Liu Yuan, Wan Lijuan, Peng Wenjing, Zou Shuangmei, Zheng Zhaoxu, Ye Feng, Jiang Jun, Ouyang Han, Zhao Xinming, Zhang Hongmei
Department of Radiology, National Cancer Center/National Clinical Research Center for Cancer/Cancer Hospital, Chinese Academy of Medical Sciences and Peking Union Medical College, Beijing, China.
Department of Pathology, National Cancer Center/National Clinical Research Center for Cancer/Cancer Hospital, Chinese Academy of Medical Sciences and Peking Union Medical College, Beijing, China.
Quant Imaging Med Surg. 2021 Jun;11(6):2586-2597. doi: 10.21037/qims-20-1049.
The aim of the present study was to investigate the potential risk factors for lymph node metastasis (LNM) in rectal cancer using magnetic resonance imaging (MRI), and to construct and validate a nomogram to predict its occurrence with node-for-node histopathological validation.
Our prediction model was developed between March 2015 and August 2016 using a prospective primary cohort (32 patients, mean age: 57.3 years) that included 324 lymph nodes (LNs) from MR images with node-for-node histopathological validation. We evaluated multiple MRI variables, and a multivariable logistic regression analysis was used to develop the predictive nomogram. The performance of the nomogram was assessed with respect to its calibration, discrimination, and clinical usefulness. The performance of the nomogram in predicting LNM was validated in an independent clinical validation cohort comprising 182 consecutive patients.
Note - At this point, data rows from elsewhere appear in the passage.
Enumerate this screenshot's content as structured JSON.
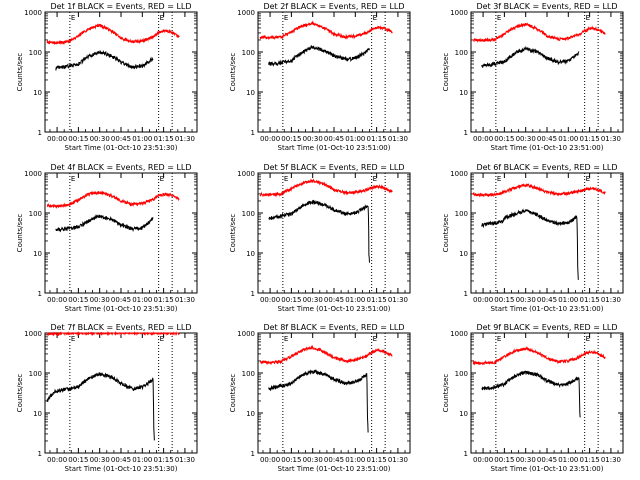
{
  "chart_data": [
    {
      "type": "line",
      "title": "Det 1f BLACK = Events, RED = LLD",
      "xlabel": "Start Time (01-Oct-10 23:51:30)",
      "ylabel": "Counts/sec",
      "y_scale": "log",
      "ylim": [
        1,
        1000
      ],
      "xlim_minutes": [
        -8.5,
        98.5
      ],
      "x_ticks": [
        "00:00",
        "00:15",
        "00:30",
        "00:45",
        "01:00",
        "01:15",
        "01:30"
      ],
      "y_ticks": [
        "1",
        "10",
        "100",
        "1000"
      ],
      "grid": false,
      "marker_text": "E",
      "vlines_minutes": [
        9,
        71.5,
        81
      ],
      "colors": {
        "events": "#000000",
        "lld": "#ff0000"
      },
      "series": [
        {
          "key": "lld",
          "color": "#ff0000",
          "x": [
            -7,
            0,
            8,
            15,
            23,
            30,
            38,
            45,
            53,
            60,
            68,
            71,
            76,
            80,
            86
          ],
          "values": [
            175,
            170,
            180,
            250,
            390,
            470,
            340,
            220,
            180,
            190,
            240,
            300,
            350,
            320,
            235
          ]
        },
        {
          "key": "events",
          "color": "#000000",
          "x": [
            -1,
            5,
            15,
            23,
            30,
            38,
            45,
            53,
            60,
            64,
            67.5
          ],
          "values": [
            40,
            42,
            50,
            80,
            100,
            80,
            55,
            42,
            45,
            55,
            70
          ]
        }
      ]
    },
    {
      "type": "line",
      "title": "Det 2f BLACK = Events, RED = LLD",
      "xlabel": "Start Time (01-Oct-10 23:51:00)",
      "ylabel": "Counts/sec",
      "y_scale": "log",
      "ylim": [
        1,
        1000
      ],
      "xlim_minutes": [
        -8.5,
        98.5
      ],
      "x_ticks": [
        "00:00",
        "00:15",
        "00:30",
        "00:45",
        "01:00",
        "01:15",
        "01:30"
      ],
      "y_ticks": [
        "1",
        "10",
        "100",
        "1000"
      ],
      "grid": false,
      "marker_text": "E",
      "vlines_minutes": [
        9,
        71.5,
        81
      ],
      "colors": {
        "events": "#000000",
        "lld": "#ff0000"
      },
      "series": [
        {
          "key": "lld",
          "color": "#ff0000",
          "x": [
            -7,
            0,
            8,
            15,
            23,
            30,
            38,
            45,
            53,
            60,
            68,
            71,
            76,
            80,
            86
          ],
          "values": [
            230,
            230,
            235,
            320,
            450,
            520,
            400,
            280,
            240,
            250,
            300,
            360,
            420,
            390,
            320
          ]
        },
        {
          "key": "events",
          "color": "#000000",
          "x": [
            -1,
            5,
            15,
            23,
            30,
            38,
            45,
            53,
            60,
            64,
            67.5,
            70
          ],
          "values": [
            50,
            52,
            60,
            100,
            130,
            110,
            80,
            65,
            70,
            85,
            100,
            120
          ]
        }
      ]
    },
    {
      "type": "line",
      "title": "Det 3f BLACK = Events, RED = LLD",
      "xlabel": "Start Time (01-Oct-10 23:51:00)",
      "ylabel": "Counts/sec",
      "y_scale": "log",
      "ylim": [
        1,
        1000
      ],
      "xlim_minutes": [
        -8.5,
        98.5
      ],
      "x_ticks": [
        "00:00",
        "00:15",
        "00:30",
        "00:45",
        "01:00",
        "01:15",
        "01:30"
      ],
      "y_ticks": [
        "1",
        "10",
        "100",
        "1000"
      ],
      "grid": false,
      "marker_text": "E",
      "vlines_minutes": [
        9,
        71.5,
        81
      ],
      "colors": {
        "events": "#000000",
        "lld": "#ff0000"
      },
      "series": [
        {
          "key": "lld",
          "color": "#ff0000",
          "x": [
            -7,
            0,
            8,
            15,
            23,
            30,
            38,
            45,
            53,
            60,
            68,
            71,
            76,
            80,
            86
          ],
          "values": [
            200,
            195,
            205,
            280,
            420,
            500,
            380,
            250,
            210,
            220,
            270,
            330,
            400,
            370,
            290
          ]
        },
        {
          "key": "events",
          "color": "#000000",
          "x": [
            -1,
            5,
            15,
            23,
            30,
            38,
            45,
            53,
            60,
            64,
            67.5
          ],
          "values": [
            45,
            48,
            58,
            95,
            120,
            100,
            70,
            55,
            60,
            75,
            95
          ]
        }
      ]
    },
    {
      "type": "line",
      "title": "Det 4f BLACK = Events, RED = LLD",
      "xlabel": "Start Time (01-Oct-10 23:51:30)",
      "ylabel": "Counts/sec",
      "y_scale": "log",
      "ylim": [
        1,
        1000
      ],
      "xlim_minutes": [
        -8.5,
        98.5
      ],
      "x_ticks": [
        "00:00",
        "00:15",
        "00:30",
        "00:45",
        "01:00",
        "01:15",
        "01:30"
      ],
      "y_ticks": [
        "1",
        "10",
        "100",
        "1000"
      ],
      "grid": false,
      "marker_text": "E",
      "vlines_minutes": [
        9,
        71.5,
        81
      ],
      "colors": {
        "events": "#000000",
        "lld": "#ff0000"
      },
      "series": [
        {
          "key": "lld",
          "color": "#ff0000",
          "x": [
            -7,
            0,
            8,
            15,
            23,
            30,
            38,
            45,
            53,
            60,
            68,
            71,
            76,
            80,
            86
          ],
          "values": [
            150,
            150,
            160,
            210,
            300,
            330,
            270,
            200,
            165,
            175,
            220,
            270,
            300,
            280,
            220
          ]
        },
        {
          "key": "events",
          "color": "#000000",
          "x": [
            -1,
            5,
            15,
            23,
            30,
            38,
            45,
            53,
            60,
            64,
            67.5
          ],
          "values": [
            38,
            40,
            45,
            65,
            85,
            70,
            50,
            40,
            42,
            55,
            75
          ]
        }
      ]
    },
    {
      "type": "line",
      "title": "Det 5f BLACK = Events, RED = LLD",
      "xlabel": "Start Time (01-Oct-10 23:51:00)",
      "ylabel": "Counts/sec",
      "y_scale": "log",
      "ylim": [
        1,
        1000
      ],
      "xlim_minutes": [
        -8.5,
        98.5
      ],
      "x_ticks": [
        "00:00",
        "00:15",
        "00:30",
        "00:45",
        "01:00",
        "01:15",
        "01:30"
      ],
      "y_ticks": [
        "1",
        "10",
        "100",
        "1000"
      ],
      "grid": false,
      "marker_text": "E",
      "vlines_minutes": [
        9,
        71.5,
        81
      ],
      "colors": {
        "events": "#000000",
        "lld": "#ff0000"
      },
      "series": [
        {
          "key": "lld",
          "color": "#ff0000",
          "x": [
            -7,
            0,
            8,
            15,
            23,
            30,
            38,
            45,
            53,
            60,
            68,
            71,
            76,
            80,
            86
          ],
          "values": [
            290,
            285,
            300,
            400,
            560,
            640,
            520,
            380,
            320,
            330,
            380,
            420,
            460,
            430,
            340
          ]
        },
        {
          "key": "events",
          "color": "#000000",
          "x": [
            -1,
            5,
            15,
            23,
            30,
            38,
            45,
            53,
            60,
            64,
            67.5,
            69,
            69.5,
            70
          ],
          "values": [
            75,
            80,
            95,
            150,
            190,
            160,
            120,
            95,
            100,
            120,
            140,
            150,
            10,
            6
          ]
        }
      ]
    },
    {
      "type": "line",
      "title": "Det 6f BLACK = Events, RED = LLD",
      "xlabel": "Start Time (01-Oct-10 23:51:00)",
      "ylabel": "Counts/sec",
      "y_scale": "log",
      "ylim": [
        1,
        1000
      ],
      "xlim_minutes": [
        -8.5,
        98.5
      ],
      "x_ticks": [
        "00:00",
        "00:15",
        "00:30",
        "00:45",
        "01:00",
        "01:15",
        "01:30"
      ],
      "y_ticks": [
        "1",
        "10",
        "100",
        "1000"
      ],
      "grid": false,
      "marker_text": "E",
      "vlines_minutes": [
        9,
        71.5,
        81
      ],
      "colors": {
        "events": "#000000",
        "lld": "#ff0000"
      },
      "series": [
        {
          "key": "lld",
          "color": "#ff0000",
          "x": [
            -7,
            0,
            8,
            15,
            23,
            30,
            38,
            45,
            53,
            60,
            68,
            71,
            76,
            80,
            86
          ],
          "values": [
            290,
            280,
            285,
            330,
            440,
            500,
            420,
            330,
            300,
            310,
            350,
            380,
            410,
            390,
            320
          ]
        },
        {
          "key": "events",
          "color": "#000000",
          "x": [
            -1,
            5,
            14,
            15,
            23,
            30,
            38,
            45,
            53,
            60,
            64,
            66,
            66.5,
            67
          ],
          "values": [
            50,
            55,
            60,
            75,
            95,
            115,
            90,
            65,
            55,
            58,
            70,
            85,
            5,
            2
          ]
        }
      ]
    },
    {
      "type": "line",
      "title": "Det 7f BLACK = Events, RED = LLD",
      "xlabel": "Start Time (01-Oct-10 23:51:30)",
      "ylabel": "Counts/sec",
      "y_scale": "log",
      "ylim": [
        1,
        1000
      ],
      "xlim_minutes": [
        -8.5,
        98.5
      ],
      "x_ticks": [
        "00:00",
        "00:15",
        "00:30",
        "00:45",
        "01:00",
        "01:15",
        "01:30"
      ],
      "y_ticks": [
        "1",
        "10",
        "100",
        "1000"
      ],
      "grid": false,
      "marker_text": "E",
      "vlines_minutes": [
        9,
        71.5,
        81
      ],
      "colors": {
        "events": "#000000",
        "lld": "#ff0000"
      },
      "series": [
        {
          "key": "lld",
          "color": "#ff0000",
          "x": [
            -7,
            0,
            8,
            15,
            23,
            30,
            38,
            45,
            53,
            60,
            68,
            71,
            76,
            80,
            86
          ],
          "values": [
            1000,
            950,
            980,
            1000,
            1000,
            1000,
            1000,
            1000,
            1000,
            1000,
            1000,
            1000,
            1000,
            1000,
            1000
          ]
        },
        {
          "key": "events",
          "color": "#000000",
          "x": [
            -7,
            -1,
            5,
            15,
            23,
            30,
            38,
            45,
            53,
            60,
            64,
            67.5,
            68,
            68.5
          ],
          "values": [
            20,
            35,
            38,
            45,
            75,
            95,
            80,
            55,
            40,
            45,
            55,
            70,
            5,
            2
          ]
        }
      ]
    },
    {
      "type": "line",
      "title": "Det 8f BLACK = Events, RED = LLD",
      "xlabel": "Start Time (01-Oct-10 23:51:00)",
      "ylabel": "Counts/sec",
      "y_scale": "log",
      "ylim": [
        1,
        1000
      ],
      "xlim_minutes": [
        -8.5,
        98.5
      ],
      "x_ticks": [
        "00:00",
        "00:15",
        "00:30",
        "00:45",
        "01:00",
        "01:15",
        "01:30"
      ],
      "y_ticks": [
        "1",
        "10",
        "100",
        "1000"
      ],
      "grid": false,
      "marker_text": "E",
      "vlines_minutes": [
        9,
        71.5,
        81
      ],
      "colors": {
        "events": "#000000",
        "lld": "#ff0000"
      },
      "series": [
        {
          "key": "lld",
          "color": "#ff0000",
          "x": [
            -7,
            0,
            8,
            15,
            23,
            30,
            38,
            45,
            53,
            60,
            68,
            71,
            76,
            80,
            86
          ],
          "values": [
            190,
            185,
            195,
            260,
            380,
            430,
            340,
            240,
            200,
            210,
            260,
            320,
            380,
            350,
            270
          ]
        },
        {
          "key": "events",
          "color": "#000000",
          "x": [
            -1,
            5,
            15,
            23,
            30,
            38,
            45,
            53,
            60,
            64,
            67,
            68,
            68.5,
            69
          ],
          "values": [
            40,
            45,
            55,
            90,
            110,
            95,
            70,
            55,
            60,
            70,
            85,
            90,
            8,
            3
          ]
        }
      ]
    },
    {
      "type": "line",
      "title": "Det 9f BLACK = Events, RED = LLD",
      "xlabel": "Start Time (01-Oct-10 23:51:00)",
      "ylabel": "Counts/sec",
      "y_scale": "log",
      "ylim": [
        1,
        1000
      ],
      "xlim_minutes": [
        -8.5,
        98.5
      ],
      "x_ticks": [
        "00:00",
        "00:15",
        "00:30",
        "00:45",
        "01:00",
        "01:15",
        "01:30"
      ],
      "y_ticks": [
        "1",
        "10",
        "100",
        "1000"
      ],
      "grid": false,
      "marker_text": "E",
      "vlines_minutes": [
        9,
        71.5,
        81
      ],
      "colors": {
        "events": "#000000",
        "lld": "#ff0000"
      },
      "series": [
        {
          "key": "lld",
          "color": "#ff0000",
          "x": [
            -7,
            0,
            8,
            15,
            23,
            30,
            38,
            45,
            53,
            60,
            68,
            71,
            76,
            80,
            86
          ],
          "values": [
            180,
            175,
            185,
            250,
            360,
            410,
            320,
            230,
            190,
            200,
            250,
            300,
            340,
            310,
            240
          ]
        },
        {
          "key": "events",
          "color": "#000000",
          "x": [
            -1,
            5,
            15,
            23,
            30,
            38,
            45,
            53,
            60,
            64,
            67.5,
            68,
            68.5
          ],
          "values": [
            40,
            43,
            52,
            85,
            105,
            90,
            65,
            50,
            55,
            65,
            80,
            10,
            8
          ]
        }
      ]
    }
  ]
}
The predictors included in the individualized prediction nomogram were chemical shift effect (CSE), nodal border, short-axis diameter of nodes, and minimum distance to rectal cancer or rectal wall. The nomogram showed good discrimination (C-index: 0.947; 95% confidence interval: 0.920-0.974) and good calibration in the primary cohort. Decision curve analysis confirmed the clinical usefulness of the nomogram in predicting the status of each LN. For the prediction of LN status in the clinical validation cohort by readers 1 and 2, the areas under the curves using the nomogram were 0.890 and 0.841, and the areas under the curves of readers using their experience were 0.754 and 0.704, respectively. Diagnostic efficiency was significantly improved by using the nomogram (P<0.001).
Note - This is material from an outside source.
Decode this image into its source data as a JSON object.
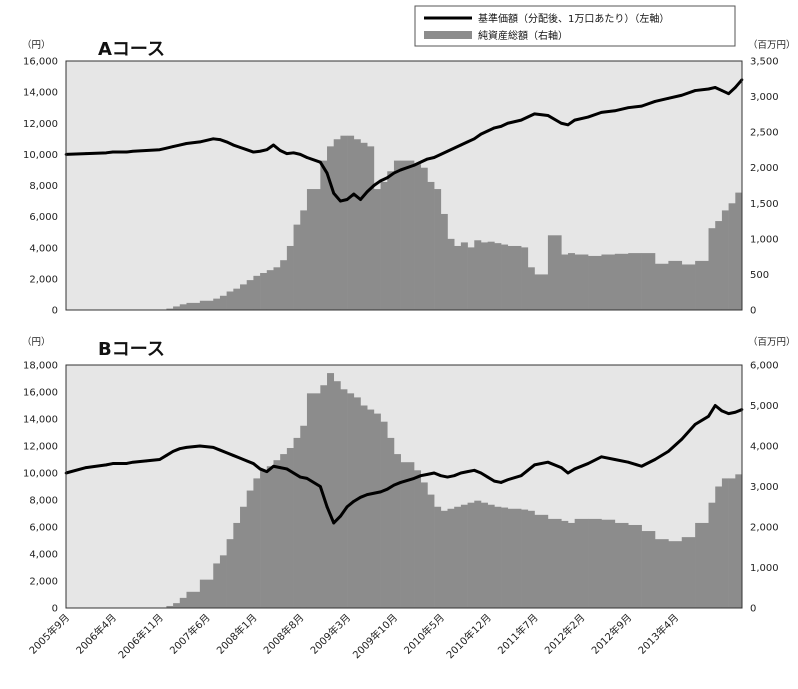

The nomogram, which incorporates CSE, nodal location, short-axis diameter, and minimum distance to rectal cancer or rectal wall, can be conveniently applied in clinical practice to facilitate the prediction of LNM in patients with rectal cancer.
本研究旨在利用磁共振成像(MRI)探究直肠癌淋巴结转移(LNM)的潜在危险因素,并构建和验证列线图,通过逐个淋巴结的组织病理学验证来预测其发生情况。
我们的预测模型于2015年3月至2016年8月期间,使用前瞻性原发性队列(32例患者,平均年龄:57.3岁)开发而成,该队列包括来自MR图像的324个淋巴结(LNs),并进行了逐个淋巴结的组织病理学验证。我们评估了多个MRI变量,并使用多变量逻辑回归分析来开发预测列线图。通过校准、区分度和临床实用性来评估列线图的性能。在一个由182例连续患者组成的独立临床验证队列中验证了列线图在预测LNM方面的性能。
个体化预测列线图纳入的预测因素包括化学位移效应(CSE)、淋巴结边界、淋巴结短轴直径以及与直肠癌或直肠壁的最小距离。列线图在原发性队列中显示出良好的区分度(C指数:0.947;95%置信区间:0.920 - 0.974)和良好的校准。决策曲线分析证实了列线图在预测每个淋巴结状态方面的临床实用性。对于临床验证队列中读者1和读者2对淋巴结状态的预测,使用列线图时曲线下面积分别为0.890和0.841,而读者凭经验判断时曲线下面积分别为0.754和0.704。使用列线图显著提高了诊断效率(P<0.001)。
该列线图纳入了CSE、淋巴结位置、短轴直径以及与直肠癌或直肠壁的最小距离,可方便地应用于临床实践,以促进对直肠癌患者LNM的预测。